Wunderbar gefallen hat mir zum Beispiel Kikis zu Hause: Eine Art fernöstliches Bruchtal mit ganz viel Hängebrücken und Laternen, einfach nur wunderschön und gut in Szene gesetzt. Gefallen hat mir auch Kikis Kleid und die folkloristischen Stickereien an ihrem Besen, da war wirklich jemand mit Liebe zum Detail am Werk, ohne den Anime kopieren zu wollen. Überhaupt versucht man sich von der Ghibli Verfilmung so gut wie möglich abzugrenzen. So trägt die Live Action Kiki ihre Schleife auf dem Rücken und die Handlung spielt nicht in einer fiktiven Mittelmeerstadt, sondern auf der Insel Shōdoshima in der Inlandssee. Auch der Soundtrack, auf den ich besonders gespannt war, wusste zu überzeugen.

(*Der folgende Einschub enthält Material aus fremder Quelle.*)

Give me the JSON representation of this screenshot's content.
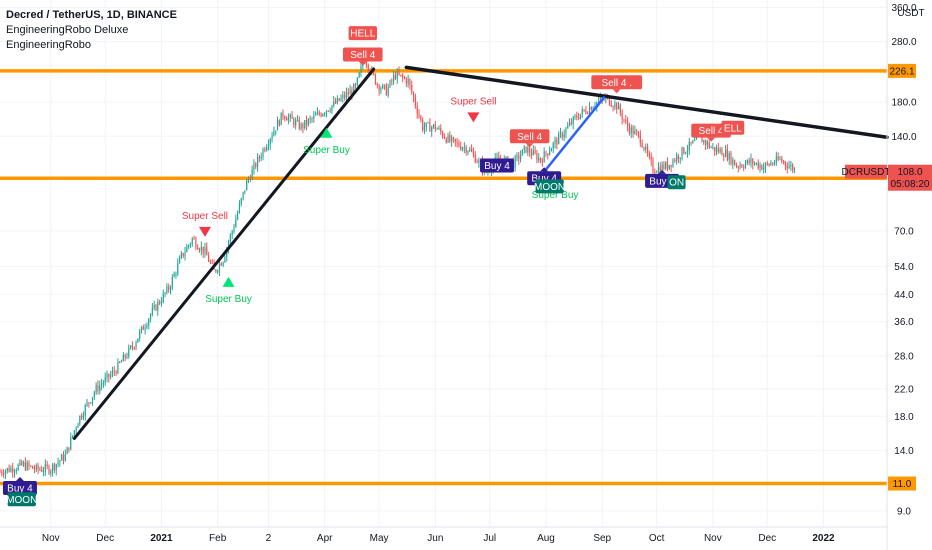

An Kiki selbst scheiden sich sicherlich die Geister. Ich finde Fūka Koshiba hat ihre Rolle ganz gut gemacht. Na klar, mit 16 war sie eigentlich schon zu alt für die Rolle und auch was das schauspielerische Talent betrifft ist sie sicher keine Maisie Williams, es reicht aber. Richtig gut gefallen hat mir dagegen Tombo Ryōhei Hirota. Die Erwachsenen neigen alle zum überspielen, sind zu stark geschminkt und tragen für meinen Geschmack zu bunte Kleider, aber da unterscheidet sich der asiatische Geschmack wohl etwas von dem westlichen. Zum Teil fühlte ich mich doch etwas in die Zeit der tschechischen Kinderfilme zurückversetzt. Auch fehlte der Schauspielerin von Osono die Herzlichkeit, die man bei der Bäckerin erwartet.

Woran der Film scheitert, und dass ist für eine japanische, zu dem an den Kinokassen dort wohl sogar äußerst erfolgreiche, Produktion schon ziemlich peinlich, sind die Computereffekte. Egal ob es Jiji, die Flugszenen und -ganz schlimm- die Hippos sind, die CG ist zum fremdschämen. Schade, da hätte der Film mehr verdient. Die Botschaft des Films kommt am Ende ein wenig platt rüber und dass es unbedingt eines Spezialisten und eines gefährlichen Fluges bedarf, um einem Hippo-Baby eine Uhr an den Stummelschwanz zu hängen, darüber sollte man besser auch nicht nachdenken. Gefallen hat mir dagegen die Nebenhandlung mit der Sängerin, die ihre Stimme wieder findet, um Kiki zu unterstützen.

Fazit: Kann man, muss man aber nicht gucken. Wer schöne Bilder von der Inlandssee in einem immer noch unterhaltsamen Film sehen möchte und über Schwächen in der CG hinwegsehen kann, wird hier nicht seine Zeit verschwenden.